Showing posts with label OUR. Show all posts
Showing posts with label OUR. Show all posts

Thursday, August 4, 2011

Demanding Respect From Walmart

By Anita Nath

A fundamental right of workers should be to work in a safe environment and to be treated with respect. Unfortunately, there are many retail employers – including the largest, Walmart – who do not always provide such a workplace, particularly in regard to the treatment of older employees.

Of the 1.4 million Walmart workers in the US, 300,000 are 55 and older. Many are hired on a part-time basis and paid a low wage.

Despite many older employees being cashiers and door greeters, they are repeatedly required to perform physical work outside of their job duties, including washing toilets, cleaning windows, and lifting heavy items. When refusing to complete these tasks, the employees are often reprimanded or fired.

It is reported by older workers that Walmart regularly violates their own policy of providing 15 minute breaks at regular intervals. These older workers report that their breaks, when they get them, are often not spread out over the shift but rather put at the end of their work day.

These are just some of the issues that older employees have with the retail Goliath that made billions in profit last year.

Change is clearly needed at Walmart for workers to get fair and respectful treatment.

OUR Walmart is a new organization made up of current and former Walmart “associates” who care deeply about providing good customer service and making Walmart better. The lack of respect of workers by Walmart led to the creation of OUR Walmart. There are currently 201 local OUR Walmart members in the Puget Sound area, 11 of whom recently went to Bentonville, Arkansas to corporate headquarters to demand respect on the job. OUR Walmart asserts that the treatment of older workers, in particular, has deteriorated at Walmart.

After launching their organization just last month, OUR Walmart is growing. It has served to empower Walmart employees to stand together. They are already seeing an impact. Some recent accomplishments include returning wrongfully fired employees to work, protecting employees from harassment from management, and being a resource when employees experience disrespect.

In order to support the local efforts to change Walmart, PSARA members voted to join the Making Change at Walmart coalition at PSARA’s July 7th membership meeting. The goal of that coalition is to hold Walmart accountable to local workplace and community standards. That means supporting OUR Walmart workers in the Puget Sound area as they organize for respect at their stores, and also support local communities as they organize for standards that promote good jobs and healthy communities.

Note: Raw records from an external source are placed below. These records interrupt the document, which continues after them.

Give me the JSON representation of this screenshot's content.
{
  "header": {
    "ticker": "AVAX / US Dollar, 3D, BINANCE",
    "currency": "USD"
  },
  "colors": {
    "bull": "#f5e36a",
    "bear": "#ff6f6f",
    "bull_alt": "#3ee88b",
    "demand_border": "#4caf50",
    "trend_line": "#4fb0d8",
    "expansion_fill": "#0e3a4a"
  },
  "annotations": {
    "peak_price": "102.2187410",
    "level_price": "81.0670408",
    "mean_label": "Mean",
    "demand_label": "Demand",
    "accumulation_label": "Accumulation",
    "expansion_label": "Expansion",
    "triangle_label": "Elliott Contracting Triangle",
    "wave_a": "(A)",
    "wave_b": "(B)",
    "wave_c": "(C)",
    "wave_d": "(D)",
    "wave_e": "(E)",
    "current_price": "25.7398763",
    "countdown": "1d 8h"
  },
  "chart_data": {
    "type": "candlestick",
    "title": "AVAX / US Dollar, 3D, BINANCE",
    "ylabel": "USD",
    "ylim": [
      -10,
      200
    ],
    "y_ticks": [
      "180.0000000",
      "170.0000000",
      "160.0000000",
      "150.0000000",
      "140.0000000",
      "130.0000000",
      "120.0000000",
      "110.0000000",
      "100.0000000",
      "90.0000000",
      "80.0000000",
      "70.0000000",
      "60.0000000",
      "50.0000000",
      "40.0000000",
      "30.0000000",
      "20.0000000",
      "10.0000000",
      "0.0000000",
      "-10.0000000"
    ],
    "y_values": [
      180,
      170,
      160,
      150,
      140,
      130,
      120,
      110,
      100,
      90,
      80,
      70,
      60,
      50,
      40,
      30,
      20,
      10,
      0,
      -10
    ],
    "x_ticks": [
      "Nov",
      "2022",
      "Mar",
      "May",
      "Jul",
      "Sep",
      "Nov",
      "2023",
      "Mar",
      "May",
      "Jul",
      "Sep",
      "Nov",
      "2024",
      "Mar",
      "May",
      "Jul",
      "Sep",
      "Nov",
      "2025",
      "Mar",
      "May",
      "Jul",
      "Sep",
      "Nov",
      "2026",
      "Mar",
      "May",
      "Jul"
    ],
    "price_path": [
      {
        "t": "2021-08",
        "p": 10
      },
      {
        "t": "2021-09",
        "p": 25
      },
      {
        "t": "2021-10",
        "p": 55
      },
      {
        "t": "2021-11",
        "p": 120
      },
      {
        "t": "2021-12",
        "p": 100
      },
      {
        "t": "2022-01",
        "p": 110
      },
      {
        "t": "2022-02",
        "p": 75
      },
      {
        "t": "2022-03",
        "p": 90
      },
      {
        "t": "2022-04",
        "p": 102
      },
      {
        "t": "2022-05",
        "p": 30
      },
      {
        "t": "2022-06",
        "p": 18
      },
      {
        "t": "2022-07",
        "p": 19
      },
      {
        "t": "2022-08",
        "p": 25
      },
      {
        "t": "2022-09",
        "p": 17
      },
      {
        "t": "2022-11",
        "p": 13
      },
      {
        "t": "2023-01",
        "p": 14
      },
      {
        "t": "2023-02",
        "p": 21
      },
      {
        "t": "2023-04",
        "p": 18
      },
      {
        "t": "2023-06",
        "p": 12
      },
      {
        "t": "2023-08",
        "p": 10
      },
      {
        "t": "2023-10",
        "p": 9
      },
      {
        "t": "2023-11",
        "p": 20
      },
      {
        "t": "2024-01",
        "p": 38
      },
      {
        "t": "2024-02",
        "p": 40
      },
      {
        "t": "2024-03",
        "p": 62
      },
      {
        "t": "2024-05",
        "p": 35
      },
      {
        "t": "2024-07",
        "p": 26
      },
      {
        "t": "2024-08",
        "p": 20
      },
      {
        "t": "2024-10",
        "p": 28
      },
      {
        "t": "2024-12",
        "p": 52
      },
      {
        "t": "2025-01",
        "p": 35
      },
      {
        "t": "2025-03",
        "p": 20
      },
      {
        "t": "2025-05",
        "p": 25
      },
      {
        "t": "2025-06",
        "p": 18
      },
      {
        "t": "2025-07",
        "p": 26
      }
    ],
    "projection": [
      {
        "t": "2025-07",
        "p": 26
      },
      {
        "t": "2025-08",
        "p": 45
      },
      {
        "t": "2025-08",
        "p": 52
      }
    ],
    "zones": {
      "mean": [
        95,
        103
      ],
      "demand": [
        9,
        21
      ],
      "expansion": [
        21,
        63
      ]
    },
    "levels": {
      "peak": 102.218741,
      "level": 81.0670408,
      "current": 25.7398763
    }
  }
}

If you would like to be more involved in the coalition work in your area, please contact Elena Perez at eperez@ufcw21.org, 206.436.6544.

(Anita Nath is a member of the PSARA Executive Board)

Thursday, June 30, 2011

‘OUR Walmart’ launched

By Will Parry

PSARA Vice President Bette Reed and I witnessed labor history in the making on the evening of Tuesday, June 7.

The setting: A modest hall at Highline Community College. PSARA was one of an impressive array of faith and social action organizations gathered to support the launch of OUR Walmart – shorthand for Organization United for Respect at Walmart.

The stars of the evening were a group of courageous women and men who actually work – or have worked – at Walmart. One after another, each “associate” -- the company term for its workers –- spoke of life under the soulless merchandising behemoth: Poverty-level wages. Too few hours for a decent paycheck. Arbitrary discipline. Above all, lack of respect.

A heroic special guest, Kalpona Akter, gave a first-hand account of the plight of workers in the Asian sweatshops that make the products Walmart sells. A leader in the Bangladesh Center for Worker Solidarity, Akter is the victim of employer-fabricated charges. Currently out on bail, she faces life in prison or possibly the death penalty if convicted.

United Food and Commercial Workers Local 21 brought the Walmart workers and the community leaders together as part of a nationwide campaign to persuade Walmart to become a decent corporate citizen that respects its workers and its suppliers. The Highline Community College meeting is being replicated in other cities as the campaign picks up momentum.

“At the UFCW, we know what makes our union strong: members standing together for respect and dignity in the workplace,” said Elena Perez, Local 21 community organizer. “In the grocery industry, union contracts guarantee protections and a voice on the job. But at the company with the most grocery sales in America, our fellow workers are not receiving the respect they deserve.

“We are making change at Walmart,” Perez said. “We are making change by working directly with Walmart Associates to claim the respect on the job they deserve. We are making change by holding Walmart corporate managers accountable to hourly employees and the public for their practices.”